The review date protocol matters for a specific operational reason: it is what allows the founder to close the loop at intake. When an idea gets parked with a review date, the brain registers it as resolved — not abandoned, but scheduled. That registration is what eliminates the background processing that open loops produce. The cognitive relief is a direct result of the review date existing, not just the item being written down.
What the Holding System Does for Operational Throughput
The operational outcome of a functioning Holding System is not just reduced cognitive load for the founder — though that is real and significant. It is an increase in execution quality across the entire team.
When the DA is managing the Holding System and new ideas have a managed entry point, the number of direction-shifting interruptions that reach the team drops significantly. A team that was previously receiving informal direction updates via Slack at irregular intervals — each one requiring them to mentally recalibrate what they were working toward — is now executing against a stable brief between formally scheduled reviews. The work they produce is better because they are not rebuilding their mental model of the priority every few days.
The founder’s own execution improves for the same reason. Hours that were previously spent in informal re-evaluation mode — mentally revisiting parked ideas, comparing new arrivals against the current direction, negotiating internally about whether something is worth acting on — are returned to execution against the committed direction.
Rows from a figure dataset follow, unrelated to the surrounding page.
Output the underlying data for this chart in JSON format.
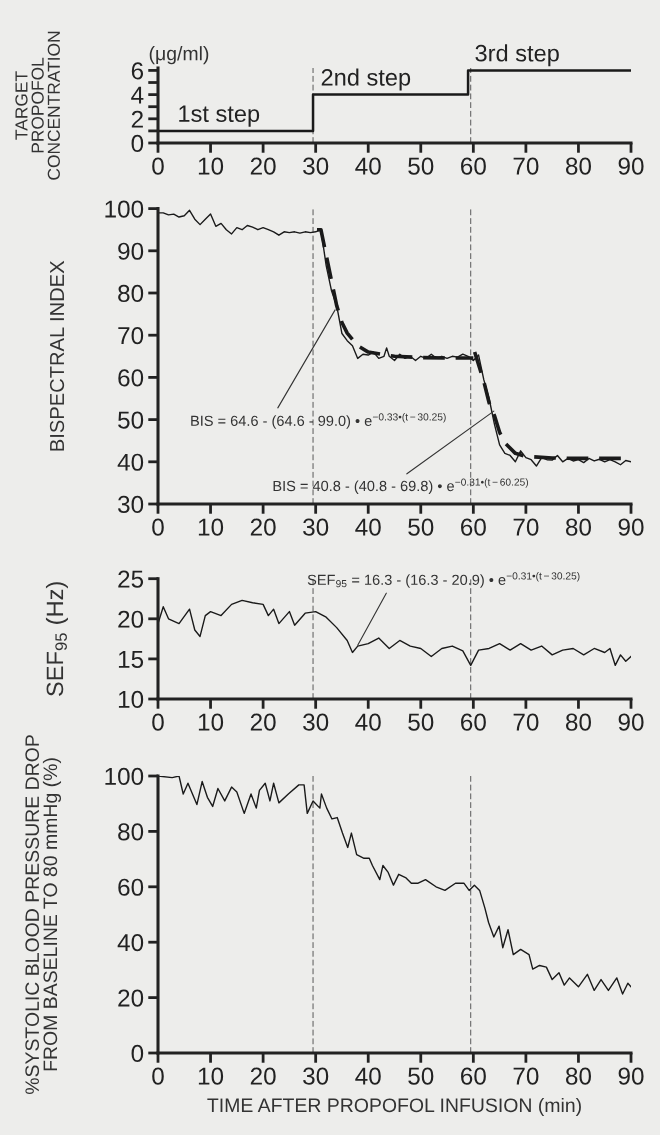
{
  "chart_data": [
    {
      "type": "step",
      "ylabel": "TARGET\nPROPOFOL\nCONCENTRATION",
      "xlim": [
        0,
        90
      ],
      "xticks": [
        0,
        10,
        20,
        30,
        40,
        50,
        60,
        70,
        80,
        90
      ],
      "ylim": [
        0,
        6.2
      ],
      "yticks": [
        0,
        {
          "value": 1,
          "label": null
        },
        2,
        {
          "value": 3,
          "label": null
        },
        4,
        {
          "value": 5,
          "label": null
        },
        6
      ],
      "x": [
        0,
        29.5,
        59,
        90
      ],
      "series": [
        {
          "color": "#1a1a1a",
          "values": [
            1,
            4,
            6,
            6
          ]
        }
      ],
      "annotations": [
        "(μg/ml)",
        {
          "text": "1st step",
          "x": 3.7,
          "y": 1
        },
        {
          "text": "2nd step",
          "x": 30.4,
          "y": 4
        },
        {
          "text": "3rd step",
          "x": 59.7,
          "y": 6
        }
      ],
      "ref_lines": [
        {
          "axis": "x",
          "value": 29.5,
          "color": "#555555",
          "line_style": "dashed"
        },
        {
          "axis": "x",
          "value": 59.5,
          "color": "#555555",
          "line_style": "dashed"
        }
      ],
      "grid": false,
      "legend": false
    },
    {
      "type": "line",
      "ylabel": "BISPECTRAL INDEX",
      "xlim": [
        0,
        90
      ],
      "xticks": [
        0,
        10,
        20,
        30,
        40,
        50,
        60,
        70,
        80,
        90
      ],
      "ylim": [
        30,
        100
      ],
      "yticks": [
        30,
        40,
        50,
        60,
        70,
        80,
        90,
        100
      ],
      "series": [
        {
          "color": "#1a1a1a",
          "line_style": "dashed",
          "x": [
            30.25,
            31,
            32,
            33,
            34,
            35,
            36,
            38,
            40,
            45,
            50,
            55,
            60
          ],
          "values": [
            95,
            95,
            89,
            83,
            77,
            73,
            70.5,
            67.5,
            66,
            65,
            64.7,
            64.6,
            64.6
          ]
        },
        {
          "color": "#1a1a1a",
          "line_style": "dashed",
          "x": [
            60.25,
            61,
            62,
            63,
            64,
            65,
            66,
            68,
            70,
            75,
            80,
            90
          ],
          "values": [
            66,
            63,
            59,
            54,
            51,
            47,
            44.5,
            42,
            41.3,
            40.9,
            40.8,
            40.8
          ]
        },
        {
          "color": "#1a1a1a",
          "line_style": "solid",
          "x": [
            0,
            1,
            2,
            3,
            4,
            5,
            6,
            7,
            8,
            9,
            10,
            11,
            12,
            13,
            14,
            15,
            16,
            17,
            18,
            19,
            20,
            21,
            22,
            23,
            24,
            25,
            26,
            27,
            28,
            29,
            30,
            31,
            32,
            33,
            34,
            35,
            36,
            37,
            38,
            39,
            40,
            41,
            42,
            43,
            43.5,
            44,
            45,
            46,
            47,
            48,
            49,
            50,
            51,
            52,
            53,
            54,
            55,
            56,
            57,
            58,
            59,
            60,
            61,
            62,
            63,
            64,
            65,
            66,
            67,
            68,
            69,
            70,
            71,
            72,
            73,
            74,
            75,
            76,
            77,
            78,
            79,
            80,
            81,
            82,
            83,
            84,
            85,
            86,
            87,
            88,
            89,
            90
          ],
          "values": [
            99,
            99,
            98.5,
            98.7,
            98,
            98.3,
            99.6,
            97.5,
            96.2,
            97.5,
            98.7,
            95.8,
            96.5,
            95,
            94,
            95.5,
            95,
            96,
            95.6,
            95,
            95.5,
            95,
            94.5,
            93.7,
            94.5,
            94.3,
            94.5,
            94.2,
            94.5,
            94.3,
            94.5,
            95,
            86.5,
            80.6,
            77,
            70.4,
            68.7,
            67.5,
            64.5,
            65.5,
            65.3,
            66,
            64.5,
            65,
            67,
            65,
            64,
            65.5,
            64.5,
            65,
            64,
            65,
            64.5,
            65.5,
            64.5,
            65,
            64.5,
            65,
            64.8,
            65.5,
            65,
            64,
            65.3,
            59.4,
            55,
            49,
            44,
            42,
            41.5,
            40,
            42.6,
            41,
            40.5,
            39,
            41,
            40.5,
            40.4,
            41.5,
            40,
            40.8,
            40.2,
            40.5,
            39.8,
            40.8,
            40.2,
            40.6,
            40,
            40.5,
            40,
            39.3,
            40.3,
            40
          ]
        }
      ],
      "annotations": [
        {
          "text": "BIS = 64.6 - (64.6 - 99.0) • e$^{−0.33•(t−30.25)}$",
          "x": 33.7,
          "y": 76
        },
        {
          "text": "BIS = 40.8 - (40.8 - 69.8) • e$^{−0.31•(t−60.25)}$",
          "x": 63.9,
          "y": 52
        }
      ],
      "ref_lines": [
        {
          "axis": "x",
          "value": 29.5,
          "color": "#555555",
          "line_style": "dashed"
        },
        {
          "axis": "x",
          "value": 59.5,
          "color": "#555555",
          "line_style": "dashed"
        }
      ],
      "grid": false,
      "legend": false
    },
    {
      "type": "line",
      "ylabel": "SEF$_{95}$ (Hz)",
      "xlim": [
        0,
        90
      ],
      "xticks": [
        0,
        10,
        20,
        30,
        40,
        50,
        60,
        70,
        80,
        90
      ],
      "ylim": [
        10,
        25
      ],
      "yticks": [
        10,
        15,
        20,
        25
      ],
      "series": [
        {
          "color": "#1a1a1a",
          "line_style": "solid",
          "x": [
            0,
            1,
            2,
            4,
            6,
            7,
            8,
            9,
            10,
            12,
            14,
            16,
            18,
            20,
            21,
            22,
            23,
            25,
            26,
            28,
            30,
            32,
            34,
            36,
            37,
            38,
            40,
            42,
            44,
            46,
            48,
            50,
            52,
            54,
            56,
            58,
            59.5,
            61,
            63,
            65,
            67,
            69,
            71,
            73,
            75,
            77,
            79,
            81,
            83,
            85,
            86,
            87,
            88,
            89,
            90
          ],
          "values": [
            19.4,
            21.5,
            20,
            19.4,
            21.2,
            18.6,
            17.8,
            20.4,
            20.9,
            20.4,
            21.8,
            22.3,
            22,
            21.8,
            20.4,
            21.2,
            19.4,
            20.9,
            19.2,
            20.7,
            20.9,
            20.2,
            18.9,
            17.3,
            15.8,
            16.6,
            16.9,
            17.6,
            16.3,
            17.3,
            16.6,
            16.3,
            15.3,
            16.3,
            16.6,
            16,
            14.2,
            16.1,
            16.3,
            16.9,
            16.1,
            16.9,
            16.1,
            16.6,
            15.5,
            16.1,
            16.3,
            15.5,
            16.3,
            15.8,
            16.3,
            14.2,
            15.5,
            14.7,
            15.3
          ]
        }
      ],
      "annotations": [
        {
          "text": "SEF$_{95}$ = 16.3 - (16.3 - 20.9) • e$^{−0.31•(t−30.25)}$",
          "x": 38,
          "y": 16.7
        }
      ],
      "ref_lines": [
        {
          "axis": "x",
          "value": 29.5,
          "color": "#555555",
          "line_style": "dashed"
        },
        {
          "axis": "x",
          "value": 59.5,
          "color": "#555555",
          "line_style": "dashed"
        }
      ],
      "grid": false,
      "legend": false
    },
    {
      "type": "line",
      "xlabel": "TIME AFTER PROPOFOL INFUSION (min)",
      "ylabel": "%SYSTOLIC BLOOD PRESSURE DROP\nFROM BASELINE TO 80 mmHg (%)",
      "xlim": [
        0,
        90
      ],
      "xticks": [
        0,
        10,
        20,
        30,
        40,
        50,
        60,
        70,
        80,
        90
      ],
      "ylim": [
        0,
        100
      ],
      "yticks": [
        0,
        20,
        40,
        60,
        80,
        100
      ],
      "series": [
        {
          "color": "#1a1a1a",
          "line_style": "solid",
          "x": [
            0,
            2.7,
            4,
            4.8,
            5.7,
            7.4,
            8.4,
            9.4,
            10.4,
            11.4,
            12.7,
            14,
            15,
            16.4,
            17.7,
            18.7,
            19.3,
            20.4,
            21.3,
            22,
            23,
            24.8,
            26.8,
            27.8,
            28.4,
            29.5,
            30.8,
            31.1,
            32.1,
            33.1,
            34.1,
            35.1,
            36.1,
            36.8,
            37.8,
            39.2,
            40.2,
            40.8,
            42.2,
            42.8,
            43.8,
            44.8,
            45.8,
            47.2,
            48.2,
            49.5,
            50.9,
            52.9,
            54.6,
            56.6,
            58.2,
            59.2,
            60.2,
            61.2,
            62.2,
            62.9,
            63.9,
            64.9,
            65.6,
            66.6,
            67.6,
            69,
            70.6,
            71.3,
            72.6,
            73.9,
            75,
            76.3,
            77.3,
            78.3,
            80,
            81.7,
            83,
            84.3,
            85.7,
            87.3,
            88.4,
            89.4,
            90
          ],
          "values": [
            100,
            99.4,
            100,
            93.5,
            97.4,
            89.7,
            98,
            92.3,
            89,
            95.5,
            91,
            96,
            94.2,
            86.5,
            93.5,
            88.4,
            94.8,
            97.4,
            91,
            97.4,
            90.3,
            93.5,
            96.8,
            96.8,
            86.5,
            91,
            88.4,
            93.5,
            88.4,
            84.5,
            85,
            79.4,
            74.2,
            79.4,
            71.6,
            70.3,
            70.3,
            67.7,
            62.6,
            67.7,
            65.2,
            60.6,
            64.5,
            63.2,
            61.3,
            61.3,
            62.6,
            60,
            58.7,
            61.3,
            61.3,
            58.7,
            60.6,
            58.7,
            52.3,
            47.1,
            41.9,
            45.8,
            38,
            44.5,
            35.5,
            37.4,
            35.5,
            30.3,
            31.6,
            31,
            26.5,
            29,
            24.5,
            27.1,
            23.9,
            28.4,
            22.6,
            26.5,
            22.6,
            27.1,
            21.3,
            25.2,
            23.9
          ]
        }
      ],
      "ref_lines": [
        {
          "axis": "x",
          "value": 29.5,
          "color": "#555555",
          "line_style": "dashed"
        },
        {
          "axis": "x",
          "value": 59.5,
          "color": "#555555",
          "line_style": "dashed"
        }
      ],
      "grid": false,
      "legend": false
    }
  ]
}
How to Hand Off Holding System Management to a DA
The handoff process has four components.
The DA needs access to every location where the founder currently captures ideas. This is often a longer list than founders expect — a specific notes app, a voice memo folder, a dedicated email label, a channel in Slack, a physical notebook. All of it needs to be visible to the DA.
The DA needs a clear brief on what the current committed direction is and what the operational priorities are for the current cycle. Without this, the DA cannot make accurate intake recommendations — they cannot distinguish between an idea that serves the current direction and one that belongs in the Holding System if they do not have a clear picture of what the current direction is.
The founder and DA need a standing review cadence — a recurring 30-to-60-minute meeting, typically monthly, where accumulated items get processed and existing parked items with upcoming review dates get evaluated. This meeting does not replace the day-30 and day-60 milestone reviews. It is specifically for Holding System maintenance.
The founder needs to commit to routing new ideas through the DA rather than acting on them directly. This is the behavioral component of the handoff and the most common point of failure. If the founder continues to respond to new ideas by opening new work streams without routing them through the intake process, the Holding System cannot function as designed. The routing commitment is the condition that makes everything else work.
For nonprofit organizations: boards and leadership teams generate ideas continuously, and without a structured holding system, those ideas either get acted on immediately — overloading the program team — or get lost entirely, which erodes board engagement over time. A DA-managed Holding System with clear review dates gives nonprofit leadership a mechanism for honoring every idea without acting on all of them at once. Items that cannot be pursued in the current cycle stay visible, stay scheduled, and stay available for consideration when capacity shifts.